- USDA's foreign unit forecasts 31% plunge in shipments
- Estimate is `bearish' for price outlook, Love Consulting says
Chinese cotton imports will fall to their lowest in 13 years, according to a U.S. government forecast, as the nation reduces its inventories amid declining domestic use and growing competition from foreign producers.
Chinese mills will bring in 5.75 million bales from overseas suppliers in the 12 months started Aug. 1, the U.S. Department of Agriculture’s Foreign Agricultural Service said Tuesday in a report posted on its website. That’s 31 percent lower than a year earlier and the least since 2002-2003.
Total Chinese production will also be down, according to the U.S. estimates. Output is projected at 25.3 million bales in the period, compared with 29.9 million bales a year earlier.
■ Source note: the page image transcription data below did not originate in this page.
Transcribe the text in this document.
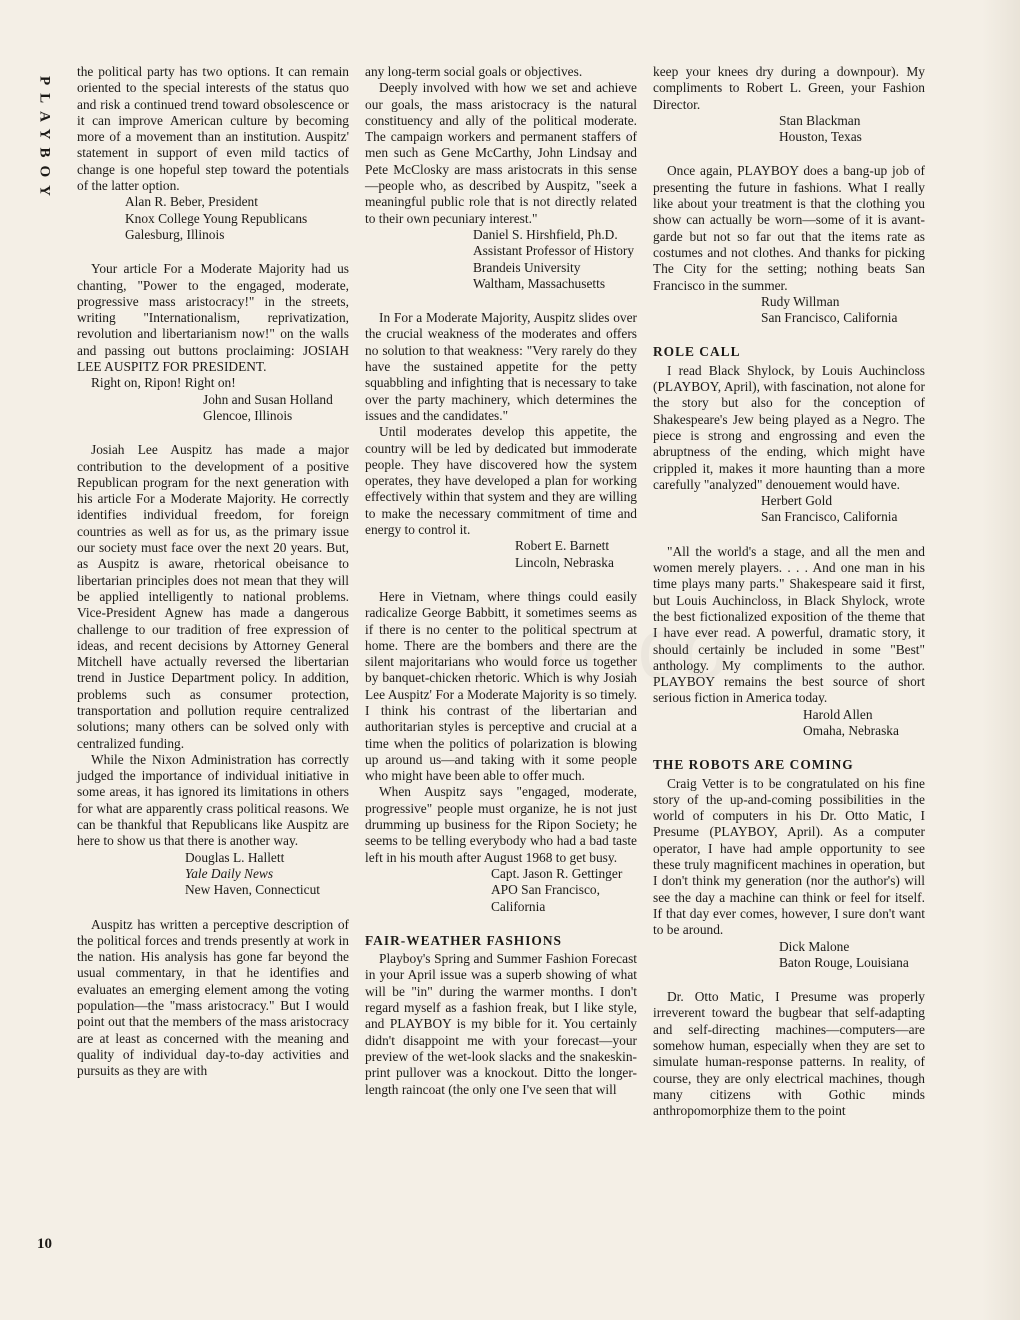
PLAYBOY

the political party has two options. It can remain oriented to the special interests of the status quo and risk a continued trend toward obsolescence or it can improve American culture by becoming more of a movement than an institution. Auspitz' statement in support of even mild tactics of change is one hopeful step toward the potentials of the latter option.

Alan R. Beber, President
Knox College Young Republicans
Galesburg, Illinois

Your article For a Moderate Majority had us chanting, "Power to the engaged, moderate, progressive mass aristocracy!" in the streets, writing "Internationalism, reprivatization, revolution and libertarianism now!" on the walls and passing out buttons proclaiming: JOSIAH LEE AUSPITZ FOR PRESIDENT.

Right on, Ripon! Right on!

John and Susan Holland
Glencoe, Illinois

Josiah Lee Auspitz has made a major contribution to the development of a positive Republican program for the next generation with his article For a Moderate Majority. He correctly identifies individual freedom, for foreign countries as well as for us, as the primary issue our society must face over the next 20 years. But, as Auspitz is aware, rhetorical obeisance to libertarian principles does not mean that they will be applied intelligently to national problems. Vice-President Agnew has made a dangerous challenge to our tradition of free expression of ideas, and recent decisions by Attorney General Mitchell have actually reversed the libertarian trend in Justice Department policy. In addition, problems such as consumer protection, transportation and pollution require centralized solutions; many others can be solved only with centralized funding.

While the Nixon Administration has correctly judged the importance of individual initiative in some areas, it has ignored its limitations in others for what are apparently crass political reasons. We can be thankful that Republicans like Auspitz are here to show us that there is another way.

Douglas L. Hallett
Yale Daily News
New Haven, Connecticut

Auspitz has written a perceptive description of the political forces and trends presently at work in the nation. His analysis has gone far beyond the usual commentary, in that he identifies and evaluates an emerging element among the voting population—the "mass aristocracy." But I would point out that the members of the mass aristocracy are at least as concerned with the meaning and quality of individual day-to-day activities and pursuits as they are with

any long-term social goals or objectives.

Deeply involved with how we set and achieve our goals, the mass aristocracy is the natural constituency and ally of the political moderate. The campaign workers and permanent staffers of men such as Gene McCarthy, John Lindsay and Pete McClosky are mass aristocrats in this sense—people who, as described by Auspitz, "seek a meaningful public role that is not directly related to their own pecuniary interest."

Daniel S. Hirshfield, Ph.D.
Assistant Professor of History
Brandeis University
Waltham, Massachusetts

In For a Moderate Majority, Auspitz slides over the crucial weakness of the moderates and offers no solution to that weakness: "Very rarely do they have the sustained appetite for the petty squabbling and infighting that is necessary to take over the party machinery, which determines the issues and the candidates."

Until moderates develop this appetite, the country will be led by dedicated but immoderate people. They have discovered how the system operates, they have developed a plan for working effectively within that system and they are willing to make the necessary commitment of time and energy to control it.

Robert E. Barnett
Lincoln, Nebraska

Here in Vietnam, where things could easily radicalize George Babbitt, it sometimes seems as if there is no center to the political spectrum at home. There are the bombers and there are the silent majoritarians who would force us together by banquet-chicken rhetoric. Which is why Josiah Lee Auspitz' For a Moderate Majority is so timely. I think his contrast of the libertarian and authoritarian styles is perceptive and crucial at a time when the politics of polarization is blowing up around us—and taking with it some people who might have been able to offer much.

When Auspitz says "engaged, moderate, progressive" people must organize, he is not just drumming up business for the Ripon Society; he seems to be telling everybody who had a bad taste left in his mouth after August 1968 to get busy.

Capt. Jason R. Gettinger
APO San Francisco, California
FAIR-WEATHER FASHIONS

Playboy's Spring and Summer Fashion Forecast in your April issue was a superb showing of what will be "in" during the warmer months. I don't regard myself as a fashion freak, but I like style, and PLAYBOY is my bible for it. You certainly didn't disappoint me with your forecast—your preview of the wet-look slacks and the snakeskin-print pullover was a knockout. Ditto the longer-length raincoat (the only one I've seen that will

keep your knees dry during a downpour). My compliments to Robert L. Green, your Fashion Director.

Stan Blackman
Houston, Texas

Once again, PLAYBOY does a bang-up job of presenting the future in fashions. What I really like about your treatment is that the clothing you show can actually be worn—some of it is avant-garde but not so far out that the items rate as costumes and not clothes. And thanks for picking The City for the setting; nothing beats San Francisco in the summer.

Rudy Willman
San Francisco, California
ROLE CALL

I read Black Shylock, by Louis Auchincloss (PLAYBOY, April), with fascination, not alone for the story but also for the conception of Shakespeare's Jew being played as a Negro. The piece is strong and engrossing and even the abruptness of the ending, which might have crippled it, makes it more haunting than a more carefully "analyzed" denouement would have.

Herbert Gold
San Francisco, California

"All the world's a stage, and all the men and women merely players. . . . And one man in his time plays many parts." Shakespeare said it first, but Louis Auchincloss, in Black Shylock, wrote the best fictionalized exposition of the theme that I have ever read. A powerful, dramatic story, it should certainly be included in some "Best" anthology. My compliments to the author. PLAYBOY remains the best source of short serious fiction in America today.

Harold Allen
Omaha, Nebraska
THE ROBOTS ARE COMING

Craig Vetter is to be congratulated on his fine story of the up-and-coming possibilities in the world of computers in his Dr. Otto Matic, I Presume (PLAYBOY, April). As a computer operator, I have had ample opportunity to see these truly magnificent machines in operation, but I don't think my generation (nor the author's) will see the day a machine can think or feel for itself. If that day ever comes, however, I sure don't want to be around.

Dick Malone
Baton Rouge, Louisiana

Dr. Otto Matic, I Presume was properly irreverent toward the bugbear that self-adapting and self-directing machines—computers—are somehow human, especially when they are set to simulate human-response patterns. In reality, of course, they are only electrical machines, though many citizens with Gothic minds anthropomorphize them to the point

10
A bale weighs 480 pounds (218 kilograms).
Cotton prices have dropped in the past two months amid concern about demand, particularly in China, where the government is trying to reduce near-record stockpiles at a time of slowing economic growth.
Tuesday’s import estimate “will have to be bearish on prices,” Sid Love, president of Sid Love Consulting Services in Overland Park, Kansas, said in a telephone interview. “This is another indication that actual GDP is probably lower than what the official number tell us” and “that’s why demand is declining,” he said.
The USDA will update its world supply and demand statistics on Sept. 11. Last month, the agency estimated U.S. exports for 2015-2016 at 10 million bales, down from 11.2 million a year earlier, and the lowest since 2000-2001. Last week, Barclays Plc said China may stop importing the fiber by 2018, and may become a net exporter the following year as the nation’s textile industry shrinks amid foreign competition and cheap polyester prices.